El hombre del saco

El hombre del saco

Alguien me persigue así que huyo hacia la caverna de roca. Allí dentro las estalactitas crecen en el suelo; las estalagmitas salen del techo y el agua discurre a contracorriente…

Confío en despistar a este inoportuno acechador que busca convertirme en lo que no soy. Cambio de tercio y me pongo a pensar… No recuerdo dónde he aparcado el coche. Creo haber estado medio día tratando de dar con él mas resulta misión imposible al tratarse de un vehículo corriente; amigo de las averías.

Me seducen las pequeñas y grandes calles llenas de gente. Calles angostas sin salidas cómodas marcadas por un intenso olor a orines. La plaza mayor está ahí, llena de piedras levantadas, pozas de agua, locales de mala muerte, bares de perdedores y tiendas con el cierre echado. ¡La vida misma!

Entonces me veo en la gran avenida. No ha cambiado demasiado en estas últimas décadas. Edificios modernos, personas modernas y todo lo moderno que uno pueda imaginarse para sentirse tan cómodo como servil.

Arranca a llover y lo hace con cerril indiferencia. La lluvia limpiará las ciénagas, incluyendo criaturas de dos patas arrastrándose por ellas. Están como en casa, pisando la alfombra de bienvenida…

Los faros de los coches apuntan con sus luces a los escaparates. Fíjense, lo último en moda, por descontado sin rebajas pues hablamos de glamour, no de vulgaridad…

El gentío camina aprisa, sorprendidos por el repentino aguacero. Bocinas chirriantes piden paso y yo, tras pestañear, resulta que estoy sentado en un banco del parque. Alguien ha pintarrajeado un muñeco y éste me mira con sus dos círculos, mal hechos, que pretenden ser ojos. Me río de él y el condenado me abofetea con un rectángulo que hace de mano…

Entro en una nueva ensoñación.

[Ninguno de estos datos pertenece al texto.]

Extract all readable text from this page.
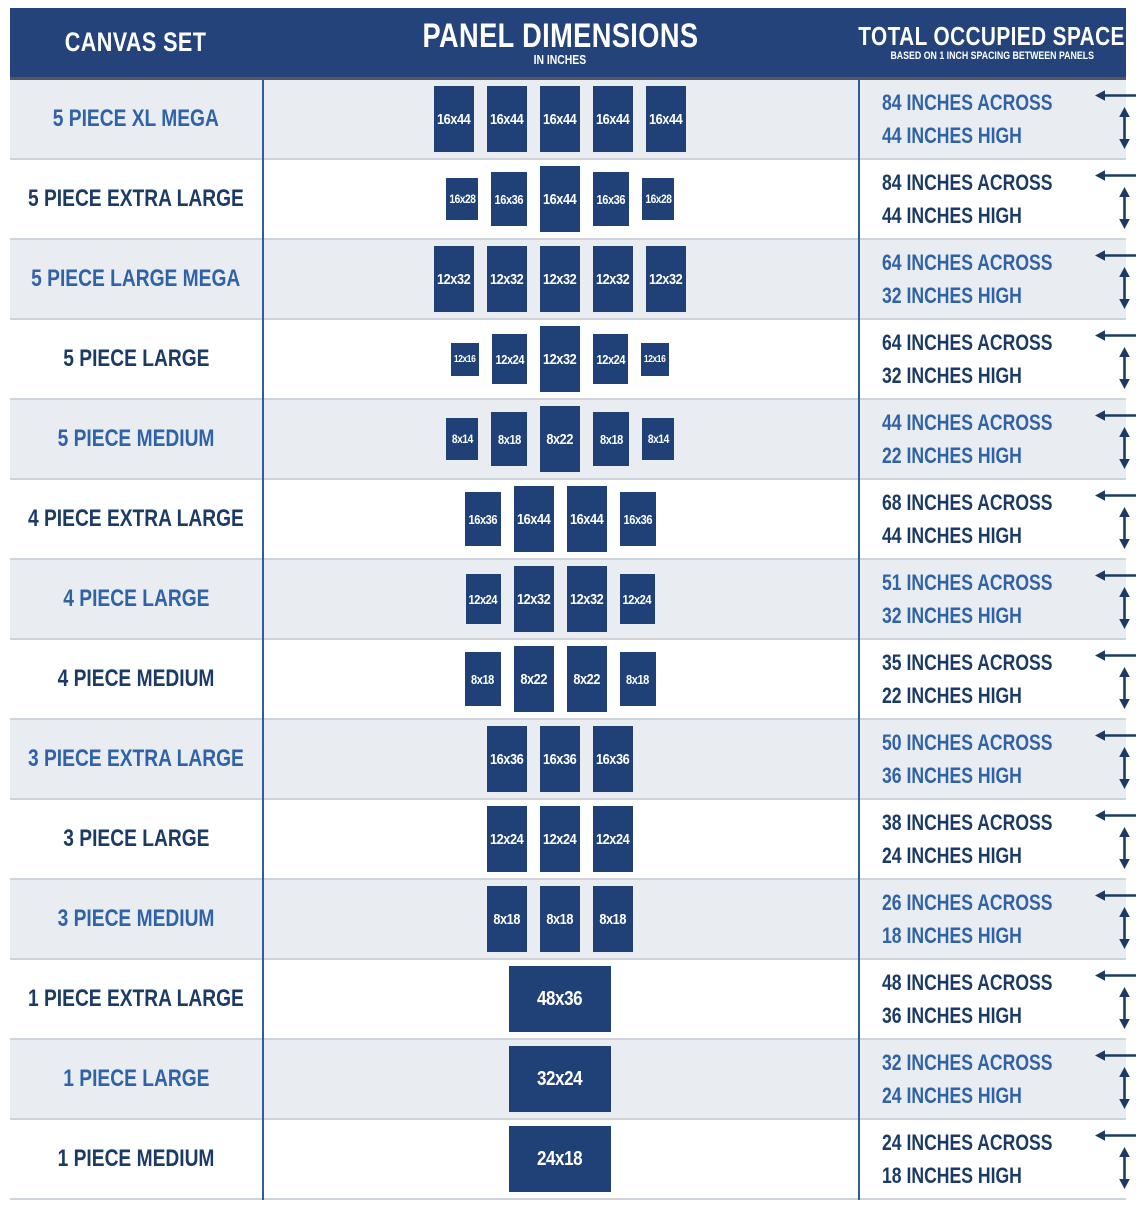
CANVAS SET	PANEL DIMENSIONS
IN INCHES
TOTAL OCCUPIED SPACE
BASED ON 1 INCH SPACING BETWEEN PANELS
5 PIECE XL MEGA	16x44 16x44 16x44 16x44 16x44
84 INCHES ACROSS
44 INCHES HIGH
5 PIECE EXTRA LARGE	16x28 16x36 16x44 16x36 16x28
84 INCHES ACROSS
44 INCHES HIGH
5 PIECE LARGE MEGA	12x32 12x32 12x32 12x32 12x32
64 INCHES ACROSS
32 INCHES HIGH
5 PIECE LARGE	12x16 12x24 12x32 12x24 12x16
64 INCHES ACROSS
32 INCHES HIGH
5 PIECE MEDIUM	8x14 8x18 8x22 8x18 8x14
44 INCHES ACROSS
22 INCHES HIGH
4 PIECE EXTRA LARGE	16x36 16x44 16x44 16x36
68 INCHES ACROSS
44 INCHES HIGH
4 PIECE LARGE	12x24 12x32 12x32 12x24
51 INCHES ACROSS
32 INCHES HIGH
4 PIECE MEDIUM	8x18 8x22 8x22 8x18
35 INCHES ACROSS
22 INCHES HIGH
3 PIECE EXTRA LARGE	16x36 16x36 16x36
50 INCHES ACROSS
36 INCHES HIGH
3 PIECE LARGE	12x24 12x24 12x24
38 INCHES ACROSS
24 INCHES HIGH
3 PIECE MEDIUM	8x18 8x18 8x18
26 INCHES ACROSS
18 INCHES HIGH
1 PIECE EXTRA LARGE	48x36
48 INCHES ACROSS
36 INCHES HIGH
1 PIECE LARGE	32x24
32 INCHES ACROSS
24 INCHES HIGH
1 PIECE MEDIUM	24x18
24 INCHES ACROSS
18 INCHES HIGH
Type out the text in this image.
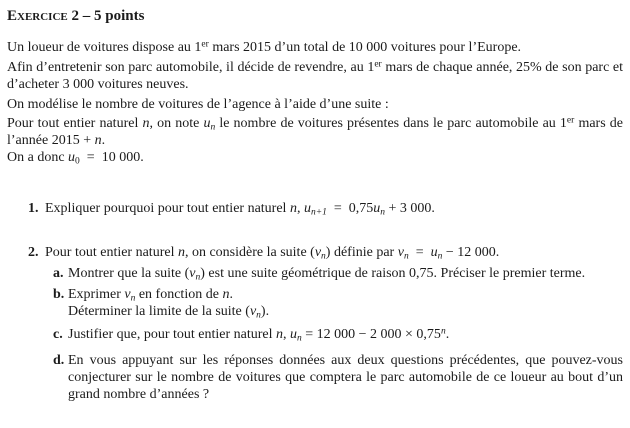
Exercice 2 – 5 points

Un loueur de voitures dispose au 1er mars 2015 d’un total de 10 000 voitures pour l’Europe.

Afin d’entretenir son parc automobile, il décide de revendre, au 1er mars de chaque année, 25% de son parc et d’acheter 3 000 voitures neuves.

On modélise le nombre de voitures de l’agence à l’aide d’une suite :

Pour tout entier naturel n, on note un le nombre de voitures présentes dans le parc automobile au 1er mars de l’année 2015 + n.

On a donc u0  =  10 000.

1. Expliquer pourquoi pour tout entier naturel n, un+1  =  0,75un + 3 000.

2. Pour tout entier naturel n, on considère la suite (vn) définie par vn  =  un − 12 000.

a. Montrer que la suite (vn) est une suite géométrique de raison 0,75. Préciser le premier terme.

b. Exprimer vn en fonction de n.
Déterminer la limite de la suite (vn).

c. Justifier que, pour tout entier naturel n, un = 12 000 − 2 $000 \times 0,75^n$.

d. En vous appuyant sur les réponses données aux deux questions précédentes, que pouvez-vous conjecturer sur le nombre de voitures que comptera le parc automobile de ce loueur au bout d’un grand nombre d’années ?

Observo piratas con sus chafarotes en ristre; un espantapájaros enganchado al tabaco y tres prostitutas discutiendo con sus chulos, navajas en mano. Veo drogaditos compartiendo jeringas para darse el último viaje antes de levitar hacia ninguna parte. Veo un gato sin bigotes que maúlla como un perro; una serpiente fuera del cesto y a un ciego que, sin manos, intenta meterla dentro…

El aire me rodea y el suelo me asfixia a ras de tierra. Lo lejano llega a mí como murmullo retirado. Eco de algo volviéndose alguien. ¡Despierta! ¡Despierta! Una sombra me está zarandeando insistentemente ¿qué querrá?…

Percibo frío y calor, al mismo tiempo. Escucho el sonido de una gota de agua cayendo lentamente desde el techo. El viento masajea un rostro, tal vez el mío porque los de los demás tienen más cara que espalda. Luz trémula, vas y vienes al son del descompás, rebotando en las mejillas pálidas. Quizás de igual modo sean las mías o tal vez no. Me las toco y ¡bingo! Están donde tienen que estarlo…

¡No! ¡Maldita sea! ¡Esa cosa vuelve a perseguirme!

La cueva de roca ya no es segura; debo abandonarla. Salgo afuera con la incerteza del leproso. Echo a correr y lo hago entre las sombras y luces de una ciudad que zapatea sin zapatos.

Locales del vicio, conductas barriobajeras y miradas de desprecio. Nadie se fija en el corredor porque tiene dos piernas y un chándal como cualquier otro deportista…

La lluvia pega sobre los vehículos aparcados en el funesto callejón. ¡Aquél es el mío! ¡Vamos! Me meto dentro, echo el seguro y la mano al contacto. Sin embargo no arranca porque es hijo de los años y hermano de las averías. Claro ¿qué podía aguardar? El maldito perseguidor me caza y lo hace sin más dicción que el tono definitivo en el canto del colibrí… ¡Belleza suprema!

Se prenden las farolas al filo de la noche. Lluvia tamizada, antros deleznables, vidas atareadas y rutinas en plan martillo pilón…

Gran avenida, con el bullicio de tu gente no puedes escuchar mis gritos. Me despierto para continuar picando entre sueños. Ya soy lo que no quería ser… ¡Perverso acechador! ¡Te has salido con la tuya!